A growing wave of coronavirus cases and related restrictions could trigger a decline in first-quarter gross domestic product (GDP), J.P. Morgan economists said in a new forecast, CNBC reported Friday (Nov. 20).

“This winter will be grim, and we believe the economy will contract again in 1Q,” the economists wrote. “We think the trends in the labor market should roughly follow what we expect for consumer spending — job growth should weaken noticeably around the turn of the year as the virus weighs on the economy, and then pick up again early next year once vaccine distribution eases virus concerns and fiscal support boosts growth.”

The projection goes against earlier Wall Street forecasts that largely believed the first quarter of 2021 would be the start of a bouncing-back economy. Economists from J.P. Morgan said they are looking to the second and third quarters for an economic rebound — providing the COVID-19 vaccine is successful.

The first quarter is expected to contract by 1 percent after growth of 2.8 percent in the fourth quarter. Second-quarter growth is forecast at 4.5 percent, followed by 6.5 percent in the third quarter. The economists are also counting on roughly $1 trillion in stimulus funding.

“One thing that is unlikely to change between 2020 and 2021 is that the virus will continue to dominate the economic outlook. … Case counts in the latest wave are easily surpassing the March and July waves,” the economists said, per CNBC.
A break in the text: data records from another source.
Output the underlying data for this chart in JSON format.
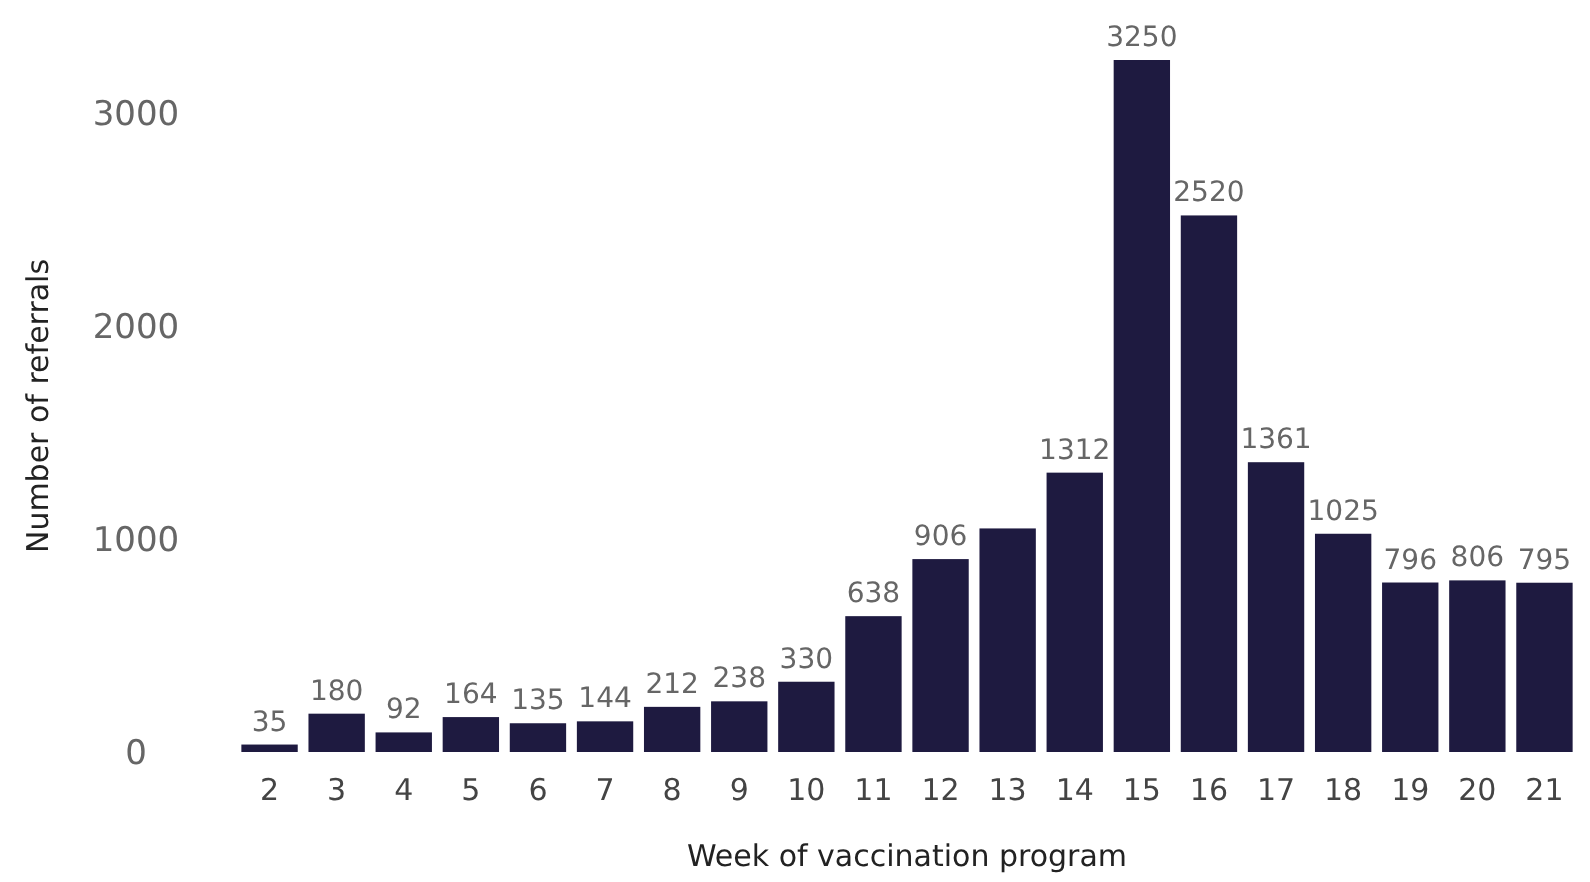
{
  "chart_data": {
    "type": "bar",
    "xlabel": "Week of vaccination program",
    "ylabel": "Number of referrals",
    "categories": [
      "2",
      "3",
      "4",
      "5",
      "6",
      "7",
      "8",
      "9",
      "10",
      "11",
      "12",
      "13",
      "14",
      "15",
      "16",
      "17",
      "18",
      "19",
      "20",
      "21"
    ],
    "values": [
      35,
      180,
      92,
      164,
      135,
      144,
      212,
      238,
      330,
      638,
      906,
      1050,
      1312,
      3250,
      2520,
      1361,
      1025,
      796,
      806,
      795
    ],
    "value_labels": [
      "35",
      "180",
      "92",
      "164",
      "135",
      "144",
      "212",
      "238",
      "330",
      "638",
      "906",
      null,
      "1312",
      "3250",
      "2520",
      "1361",
      "1025",
      "796",
      "806",
      "795"
    ],
    "color": "#1e1a40",
    "ylim": [
      0,
      3250
    ],
    "yticks": [
      0,
      1000,
      2000,
      3000
    ],
    "grid": false
  }
}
They noted that the economy was helped through the July outbreak by the economic reopenings. “The economy no longer has that tailwind; instead it now faces the headwind of increasing restrictions on activity. The holiday season — from Thanksgiving through New Year’s — threatens a further increase in cases,” they added.

A report from the Bureau of Economic Analysis indicated that the economy shrank by about 33 percent during the second quarter, the largest GDP decline since 1947, the first year data was tracked. By comparison, at the peak of the Great Recession in 2008 GDP only lost 8.4 percent.

Disposable personal income dropped $636.7 billion, or 13.2 percent, in the third quarter. By comparison, the second quarter saw an increase of $1.6 trillion, or 44.3 percent.

Recent PYMNTS data shows the change in buying habits amid the pandemic, with more people going for goods over experiences like vacations and shows. The survey showed that 59 percent are eager to return to things like dining out but will wait until there is a vaccine.